Uitspraak
GERECHTSHOF ARNHEM-LEEUWARDEN
verzoekster in hoger beroep,
Gerechtshof Arnhem-Leeuwarden
In deze zaak heeft het Gerechtshof Arnhem-Leeuwarden op 24 september 2019 uitspraak gedaan in hoger beroep over de machtiging tot uithuisplaatsing van twee minderjarigen, [de minderjarige1] en [de minderjarige2], en de toekenning van gedeeltelijke gezagsuitoefening aan de gecertificeerde instelling (GI), Stichting Jeugdbescherming Overijssel. De moeder van de kinderen, die in hoger beroep was gekomen, had eerder te maken gehad met de kinderrechter in de rechtbank Overijssel, die op 19 april en 16 mei 2019 beslissingen had genomen over de ondertoezichtstelling en de uithuisplaatsing van de kinderen.
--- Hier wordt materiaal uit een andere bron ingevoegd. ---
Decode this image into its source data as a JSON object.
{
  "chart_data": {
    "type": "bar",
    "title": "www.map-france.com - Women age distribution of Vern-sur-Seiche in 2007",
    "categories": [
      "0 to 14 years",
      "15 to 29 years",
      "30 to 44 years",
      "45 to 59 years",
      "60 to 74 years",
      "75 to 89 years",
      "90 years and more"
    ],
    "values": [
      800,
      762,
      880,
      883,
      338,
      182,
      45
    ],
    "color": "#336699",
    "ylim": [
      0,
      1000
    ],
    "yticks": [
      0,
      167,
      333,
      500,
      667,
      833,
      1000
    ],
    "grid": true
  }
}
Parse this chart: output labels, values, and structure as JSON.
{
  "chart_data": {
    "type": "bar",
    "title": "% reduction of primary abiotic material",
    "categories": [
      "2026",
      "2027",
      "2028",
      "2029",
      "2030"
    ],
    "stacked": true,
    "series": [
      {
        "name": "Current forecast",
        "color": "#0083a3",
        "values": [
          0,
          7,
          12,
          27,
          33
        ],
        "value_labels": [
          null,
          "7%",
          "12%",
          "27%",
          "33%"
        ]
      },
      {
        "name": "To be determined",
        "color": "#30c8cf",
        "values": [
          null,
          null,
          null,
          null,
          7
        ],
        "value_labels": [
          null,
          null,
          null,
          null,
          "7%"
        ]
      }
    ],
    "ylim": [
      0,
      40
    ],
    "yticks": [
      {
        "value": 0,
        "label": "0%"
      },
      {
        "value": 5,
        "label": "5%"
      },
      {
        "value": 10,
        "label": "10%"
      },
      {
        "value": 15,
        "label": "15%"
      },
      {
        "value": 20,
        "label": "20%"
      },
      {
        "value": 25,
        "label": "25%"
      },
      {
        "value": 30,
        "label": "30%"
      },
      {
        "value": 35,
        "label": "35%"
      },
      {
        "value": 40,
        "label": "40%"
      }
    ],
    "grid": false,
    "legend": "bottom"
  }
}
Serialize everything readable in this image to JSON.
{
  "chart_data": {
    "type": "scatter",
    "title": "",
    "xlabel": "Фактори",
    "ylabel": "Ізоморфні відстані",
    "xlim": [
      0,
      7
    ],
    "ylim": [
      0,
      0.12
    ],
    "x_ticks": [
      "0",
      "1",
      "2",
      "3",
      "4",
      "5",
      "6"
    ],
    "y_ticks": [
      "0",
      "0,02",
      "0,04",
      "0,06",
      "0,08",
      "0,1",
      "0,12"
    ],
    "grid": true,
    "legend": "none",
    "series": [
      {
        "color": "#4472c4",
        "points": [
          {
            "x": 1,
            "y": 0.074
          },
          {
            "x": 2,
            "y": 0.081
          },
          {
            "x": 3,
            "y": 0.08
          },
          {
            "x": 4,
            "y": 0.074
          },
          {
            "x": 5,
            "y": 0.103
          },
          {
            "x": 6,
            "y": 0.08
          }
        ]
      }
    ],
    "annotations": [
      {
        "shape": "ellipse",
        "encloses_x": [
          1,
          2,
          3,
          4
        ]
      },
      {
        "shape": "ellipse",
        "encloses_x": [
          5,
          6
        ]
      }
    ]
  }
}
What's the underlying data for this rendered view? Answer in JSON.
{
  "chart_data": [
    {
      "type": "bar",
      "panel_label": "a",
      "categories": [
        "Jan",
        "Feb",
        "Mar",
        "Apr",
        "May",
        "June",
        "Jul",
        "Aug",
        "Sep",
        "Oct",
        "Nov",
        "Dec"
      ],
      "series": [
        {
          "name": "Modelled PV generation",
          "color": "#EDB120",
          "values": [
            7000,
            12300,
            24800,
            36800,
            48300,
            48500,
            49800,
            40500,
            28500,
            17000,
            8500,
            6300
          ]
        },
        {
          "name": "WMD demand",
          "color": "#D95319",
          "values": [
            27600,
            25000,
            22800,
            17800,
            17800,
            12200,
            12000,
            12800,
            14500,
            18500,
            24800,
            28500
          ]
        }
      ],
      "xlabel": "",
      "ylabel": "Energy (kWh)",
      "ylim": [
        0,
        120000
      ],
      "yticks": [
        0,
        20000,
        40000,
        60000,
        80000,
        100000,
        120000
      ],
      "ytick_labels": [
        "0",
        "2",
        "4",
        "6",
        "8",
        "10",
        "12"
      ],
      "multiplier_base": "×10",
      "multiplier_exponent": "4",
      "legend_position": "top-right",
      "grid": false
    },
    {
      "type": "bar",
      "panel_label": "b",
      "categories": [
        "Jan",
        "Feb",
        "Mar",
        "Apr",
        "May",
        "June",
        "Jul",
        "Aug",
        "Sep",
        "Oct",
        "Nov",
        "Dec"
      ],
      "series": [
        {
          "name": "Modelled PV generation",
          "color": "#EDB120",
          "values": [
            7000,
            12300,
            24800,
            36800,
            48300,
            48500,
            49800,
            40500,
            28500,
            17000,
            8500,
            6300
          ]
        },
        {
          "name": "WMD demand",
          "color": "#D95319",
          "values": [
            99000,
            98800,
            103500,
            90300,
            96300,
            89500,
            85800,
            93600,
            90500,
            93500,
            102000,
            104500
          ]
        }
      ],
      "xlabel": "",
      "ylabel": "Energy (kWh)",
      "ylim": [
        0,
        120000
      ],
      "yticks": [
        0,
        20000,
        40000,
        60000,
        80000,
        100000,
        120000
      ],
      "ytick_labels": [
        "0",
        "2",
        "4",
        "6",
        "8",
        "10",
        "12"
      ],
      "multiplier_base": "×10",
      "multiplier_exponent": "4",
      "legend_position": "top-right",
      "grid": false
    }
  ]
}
De moeder was van mening dat de kinderen hoogbegaafd waren en dat zij thuis onderwijs op universitair niveau kregen, maar het hof oordeelde dat er ernstige zorgen waren over de ontwikkeling van de kinderen en dat de moeder niet in staat was om hen een veilig en passend opvoedingsklimaat te bieden. De kinderen waren sinds maart 2019 uithuisgeplaatst en verbleven in een pleeggezin, waar zij weer naar school gingen en sociale contacten opbouwden. Het hof oordeelde dat de gronden voor uithuisplaatsing nog steeds aanwezig waren en dat het noodzakelijk was om de machtiging tot uithuisplaatsing te verlengen. Daarnaast werd de toekenning van gedeeltelijke gezagsuitoefening aan de GI als noodzakelijk beschouwd om ervoor te zorgen dat de kinderen passend onderwijs konden volgen. De bestreden beschikkingen van de kinderrechter werden dan ook bekrachtigd, en de proceskosten werden gecompenseerd.